Le délicat exercice d’équilibre des banques centrales


En 2015, suite à plusieurs fausses alertes indiquant que les prix décolleraient, l’ancien secrétaire au Trésor américain Lawrence Summers a déclaré que la Réserve fédérale ne devrait pas augmenter les taux d’intérêt tant qu’elle n’aurait pas vu « le blanc des yeux de l’inflation ». Aujourd’hui, avec une inflation proche des plus hauts de 40 ans dans le monde développé, les banquiers centraux craignent plutôt d’assouplir le resserrement monétaire avant qu’il n’y ait des preuves solides que les pressions sur les prix diminuent. Ils ont raison de se méfier de l’enracinement d’une forte inflation. Mais à mesure que les taux d’intérêt grimpent, ils sont confrontés à un exercice d’équilibre de plus en plus difficile, car les risques de ralentissements économiques plus profonds et de turbulences sur les marchés financiers augmentent également.

Bien que les banques centrales aient relevé les taux d’intérêt cette année avec une synchronicité jamais vue dans le cinq dernières décennies, l’inflation dans les économies avancées est restée obstinément élevée. Une politique budgétaire plus souple et, en dehors des États-Unis, des devises plus faibles ont ajouté aux pressions sur les prix existantes, notamment en raison des pénuries de main-d’œuvre, des prix élevés de l’énergie et des denrées alimentaires et des chaînes d’approvisionnement étouffées. Les banques centrales américaine et britannique devraient toutes deux procéder à de fortes hausses de taux lors de réunions au cours de la semaine à venir. La Banque centrale européenne a relevé jeudi son taux de dépôt à son plus haut niveau depuis 2009.

Avec une inflation de quatre à cinq fois supérieure aux taux cibles, les banques centrales devront encore augmenter le coût du crédit.
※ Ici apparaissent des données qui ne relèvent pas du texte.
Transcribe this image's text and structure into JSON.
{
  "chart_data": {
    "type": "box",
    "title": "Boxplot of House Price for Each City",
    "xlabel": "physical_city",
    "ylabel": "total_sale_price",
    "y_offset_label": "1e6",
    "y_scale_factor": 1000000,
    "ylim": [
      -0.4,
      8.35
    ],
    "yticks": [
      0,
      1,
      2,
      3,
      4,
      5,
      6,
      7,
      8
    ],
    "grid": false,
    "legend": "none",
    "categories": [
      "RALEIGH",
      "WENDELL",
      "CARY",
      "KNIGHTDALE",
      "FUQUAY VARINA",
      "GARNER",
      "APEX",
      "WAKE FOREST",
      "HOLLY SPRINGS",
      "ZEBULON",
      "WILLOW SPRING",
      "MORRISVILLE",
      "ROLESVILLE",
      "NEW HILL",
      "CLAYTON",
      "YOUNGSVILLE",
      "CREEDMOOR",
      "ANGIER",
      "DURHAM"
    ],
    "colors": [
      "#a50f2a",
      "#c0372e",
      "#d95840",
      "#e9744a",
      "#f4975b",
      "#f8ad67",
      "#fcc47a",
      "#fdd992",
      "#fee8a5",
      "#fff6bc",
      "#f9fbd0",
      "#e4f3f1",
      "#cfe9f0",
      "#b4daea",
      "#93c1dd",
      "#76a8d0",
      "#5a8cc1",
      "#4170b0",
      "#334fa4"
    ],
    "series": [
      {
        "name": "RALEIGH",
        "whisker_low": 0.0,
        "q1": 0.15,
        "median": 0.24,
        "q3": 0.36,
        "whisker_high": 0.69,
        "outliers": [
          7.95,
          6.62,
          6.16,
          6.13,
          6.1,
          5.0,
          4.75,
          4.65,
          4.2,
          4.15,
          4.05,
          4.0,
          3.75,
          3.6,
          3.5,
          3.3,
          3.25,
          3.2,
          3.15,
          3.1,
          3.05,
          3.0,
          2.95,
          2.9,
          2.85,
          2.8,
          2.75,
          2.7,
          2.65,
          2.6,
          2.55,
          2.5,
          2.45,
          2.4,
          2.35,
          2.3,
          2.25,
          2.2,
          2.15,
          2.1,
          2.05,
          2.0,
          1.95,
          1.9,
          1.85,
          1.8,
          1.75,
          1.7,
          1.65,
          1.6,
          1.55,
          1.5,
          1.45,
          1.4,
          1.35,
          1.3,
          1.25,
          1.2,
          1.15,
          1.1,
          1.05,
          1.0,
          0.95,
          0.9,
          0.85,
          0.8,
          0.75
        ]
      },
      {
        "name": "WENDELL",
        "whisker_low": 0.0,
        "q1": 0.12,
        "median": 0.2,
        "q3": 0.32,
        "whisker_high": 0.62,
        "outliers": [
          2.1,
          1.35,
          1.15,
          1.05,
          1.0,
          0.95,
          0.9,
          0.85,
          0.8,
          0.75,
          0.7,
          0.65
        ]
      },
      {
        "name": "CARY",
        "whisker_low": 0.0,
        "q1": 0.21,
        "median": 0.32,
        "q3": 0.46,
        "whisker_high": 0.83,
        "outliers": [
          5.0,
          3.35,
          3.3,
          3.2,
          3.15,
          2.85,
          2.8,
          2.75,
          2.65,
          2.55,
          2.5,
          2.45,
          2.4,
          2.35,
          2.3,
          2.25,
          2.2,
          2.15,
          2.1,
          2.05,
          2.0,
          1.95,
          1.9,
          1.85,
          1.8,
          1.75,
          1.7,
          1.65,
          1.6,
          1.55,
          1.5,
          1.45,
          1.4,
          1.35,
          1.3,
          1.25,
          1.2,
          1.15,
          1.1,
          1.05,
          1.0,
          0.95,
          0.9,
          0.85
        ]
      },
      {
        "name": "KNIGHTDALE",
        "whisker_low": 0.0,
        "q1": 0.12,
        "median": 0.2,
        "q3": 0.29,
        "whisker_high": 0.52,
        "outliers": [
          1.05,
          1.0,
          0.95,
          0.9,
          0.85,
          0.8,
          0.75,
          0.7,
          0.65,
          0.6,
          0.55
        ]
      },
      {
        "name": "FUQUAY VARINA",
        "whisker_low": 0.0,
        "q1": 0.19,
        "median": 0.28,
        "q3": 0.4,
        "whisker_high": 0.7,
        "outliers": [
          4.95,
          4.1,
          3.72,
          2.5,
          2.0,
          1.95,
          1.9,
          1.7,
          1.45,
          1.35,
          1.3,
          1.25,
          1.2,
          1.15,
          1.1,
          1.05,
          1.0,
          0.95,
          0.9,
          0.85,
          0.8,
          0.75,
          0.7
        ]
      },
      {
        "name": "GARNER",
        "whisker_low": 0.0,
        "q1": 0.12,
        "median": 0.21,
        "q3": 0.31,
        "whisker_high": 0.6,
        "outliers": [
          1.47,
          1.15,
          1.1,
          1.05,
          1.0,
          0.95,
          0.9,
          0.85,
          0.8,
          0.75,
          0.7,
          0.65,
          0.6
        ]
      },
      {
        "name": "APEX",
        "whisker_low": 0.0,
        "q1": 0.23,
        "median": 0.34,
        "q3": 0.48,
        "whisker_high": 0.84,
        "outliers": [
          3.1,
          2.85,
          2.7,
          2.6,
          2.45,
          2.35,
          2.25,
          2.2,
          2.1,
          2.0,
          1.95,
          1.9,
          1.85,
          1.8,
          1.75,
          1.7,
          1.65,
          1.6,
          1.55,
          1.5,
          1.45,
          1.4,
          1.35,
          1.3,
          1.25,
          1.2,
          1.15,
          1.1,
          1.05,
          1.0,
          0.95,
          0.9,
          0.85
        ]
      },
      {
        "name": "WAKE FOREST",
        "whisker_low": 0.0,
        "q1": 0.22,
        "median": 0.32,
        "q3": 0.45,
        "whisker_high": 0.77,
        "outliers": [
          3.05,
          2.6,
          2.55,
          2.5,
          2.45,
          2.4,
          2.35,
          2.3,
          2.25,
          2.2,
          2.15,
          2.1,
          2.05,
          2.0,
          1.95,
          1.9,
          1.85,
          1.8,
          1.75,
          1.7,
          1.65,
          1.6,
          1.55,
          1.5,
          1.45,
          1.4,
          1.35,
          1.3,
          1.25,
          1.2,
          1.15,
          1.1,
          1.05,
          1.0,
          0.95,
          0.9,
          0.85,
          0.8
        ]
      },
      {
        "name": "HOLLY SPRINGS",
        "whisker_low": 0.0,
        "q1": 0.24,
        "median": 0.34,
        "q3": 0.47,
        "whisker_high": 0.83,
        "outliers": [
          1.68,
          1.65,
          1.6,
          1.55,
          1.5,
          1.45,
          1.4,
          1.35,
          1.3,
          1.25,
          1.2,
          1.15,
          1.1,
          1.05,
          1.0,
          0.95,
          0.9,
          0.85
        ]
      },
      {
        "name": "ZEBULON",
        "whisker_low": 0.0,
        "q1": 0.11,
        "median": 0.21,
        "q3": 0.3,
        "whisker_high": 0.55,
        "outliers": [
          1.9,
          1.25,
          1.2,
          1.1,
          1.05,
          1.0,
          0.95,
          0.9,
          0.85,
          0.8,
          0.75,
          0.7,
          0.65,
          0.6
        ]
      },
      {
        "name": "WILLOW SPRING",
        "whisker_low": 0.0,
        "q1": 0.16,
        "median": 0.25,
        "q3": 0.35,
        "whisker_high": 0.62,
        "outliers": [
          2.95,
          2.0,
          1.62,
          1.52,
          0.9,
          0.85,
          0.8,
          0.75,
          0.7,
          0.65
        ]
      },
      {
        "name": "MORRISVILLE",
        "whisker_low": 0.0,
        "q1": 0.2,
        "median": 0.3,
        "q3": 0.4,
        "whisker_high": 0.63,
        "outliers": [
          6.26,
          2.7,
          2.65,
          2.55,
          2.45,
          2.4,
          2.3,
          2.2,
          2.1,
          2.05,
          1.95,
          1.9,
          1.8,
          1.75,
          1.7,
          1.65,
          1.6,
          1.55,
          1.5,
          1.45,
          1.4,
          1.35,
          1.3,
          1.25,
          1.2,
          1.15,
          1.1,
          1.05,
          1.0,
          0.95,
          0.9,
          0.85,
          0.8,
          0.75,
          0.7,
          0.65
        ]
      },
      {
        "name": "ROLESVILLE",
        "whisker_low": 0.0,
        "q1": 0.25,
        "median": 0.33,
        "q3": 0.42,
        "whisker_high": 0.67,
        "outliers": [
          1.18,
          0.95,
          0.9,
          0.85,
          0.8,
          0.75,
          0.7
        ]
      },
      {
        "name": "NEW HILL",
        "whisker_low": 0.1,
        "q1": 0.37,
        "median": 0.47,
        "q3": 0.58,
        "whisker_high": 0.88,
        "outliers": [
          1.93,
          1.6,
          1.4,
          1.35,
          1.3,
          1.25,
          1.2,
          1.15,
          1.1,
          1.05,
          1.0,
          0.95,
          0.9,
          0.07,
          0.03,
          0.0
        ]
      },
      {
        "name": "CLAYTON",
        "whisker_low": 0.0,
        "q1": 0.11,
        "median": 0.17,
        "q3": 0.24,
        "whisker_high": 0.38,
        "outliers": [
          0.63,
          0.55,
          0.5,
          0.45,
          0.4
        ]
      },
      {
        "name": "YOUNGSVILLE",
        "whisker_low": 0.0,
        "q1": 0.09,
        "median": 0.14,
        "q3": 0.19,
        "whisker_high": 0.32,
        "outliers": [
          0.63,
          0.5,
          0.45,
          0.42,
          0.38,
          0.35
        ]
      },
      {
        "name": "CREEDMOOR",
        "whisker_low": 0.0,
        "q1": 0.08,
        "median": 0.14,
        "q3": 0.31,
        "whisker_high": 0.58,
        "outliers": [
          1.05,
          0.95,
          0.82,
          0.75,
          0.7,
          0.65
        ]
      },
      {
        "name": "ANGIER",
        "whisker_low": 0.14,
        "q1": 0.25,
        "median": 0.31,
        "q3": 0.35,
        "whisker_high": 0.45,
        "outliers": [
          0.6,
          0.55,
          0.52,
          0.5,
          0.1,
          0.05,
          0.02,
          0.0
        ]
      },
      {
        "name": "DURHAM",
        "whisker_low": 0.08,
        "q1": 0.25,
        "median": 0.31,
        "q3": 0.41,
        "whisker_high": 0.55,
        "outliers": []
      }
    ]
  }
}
Plus l’inflation reste élevée longtemps, plus il est probable que les prix élevés deviennent ancrés dans les attentes, faisant encore grimper les salaires et les prix. En effet, certaines mesures des anticipations d’inflation à moyen terme des ménages et des entreprises au Royaume-Uni, dans la zone euro et aux États-Unis sont toujours supérieures à l’objectif de 2 %. Les banquiers centraux sont également conscients que tenter de revenir sur un régime de forte inflation, une fois en place, nécessiterait un resserrement plus agressif et plus coûteux. Et bien que les pressions sur les prix de l’énergie et de la chaîne d’approvisionnement se soient atténuées récemment, des risques à la hausse subsistent.

Pourtant, à mesure que la politique monétaire est devenue plus restrictive, les appels se sont multipliés pour que les banques centrales se relâchent face aux risques croissants de récession. La hausse des taux freine déjà la demande : les conditions d’emprunt des entreprises se sont resserrées, les coûts de remboursement des prêts hypothécaires augmentent et des signes naissants montrent que les marchés du travail se refroidissent. Il y a un risque que les banques centrales aillent trop loin ; transformer un ralentissement en accident. Cela pourrait signifier une vague d’insolvabilités d’entreprises, une forte baisse des prix de l’immobilier et une augmentation du chômage.

Après une décennie de taux d’intérêt bas et de liquidités abondantes, il existe également des signes avant-coureurs indiquant que la hausse rapide des taux – et la réduction prévue des bilans gonflés des banques centrales – pourraient perturber la stabilité financière. Les récents bouleversements dans les fonds de pension britanniques ont montré à quel point les marchés sont volatils. Pendant ce temps, des tensions se sont accumulées sur le marché du Trésor américain et, dans la zone euro, la hausse des taux accroît la pression sur les écarts de taux des obligations souveraines périphériques.

La définition de la politique monétaire est loin d’être une science exacte, mais à l’heure actuelle, les risques de resserrement excessif et insuffisant sont amplifiés, d’autant plus que l’incertitude économique est également élevée. Les banquiers centraux doivent évaluer la rapidité avec laquelle les taux plus élevés se répercutent sur l’économie réelle et les répercussions des actions des banques centrales ailleurs. Il est encore plus difficile d’évaluer la politique alors que les gouvernements tentent de protéger les économies contre les coûts élevés de l’énergie – et que les tensions géopolitiques augmentent.

Les banques centrales doivent rester concentrées sur la réduction de l’inflation. Mais ils devront avancer avec toujours plus de prudence, en gardant un œil attentif sur les risques économiques et financiers qui se préparent. Surtout, ils doivent se méfier qu’en essayant d’atténuer le risque d’une inflation élevée devenant endémique, ils ne déclenchent pas involontairement un tout nouvel ensemble de menaces.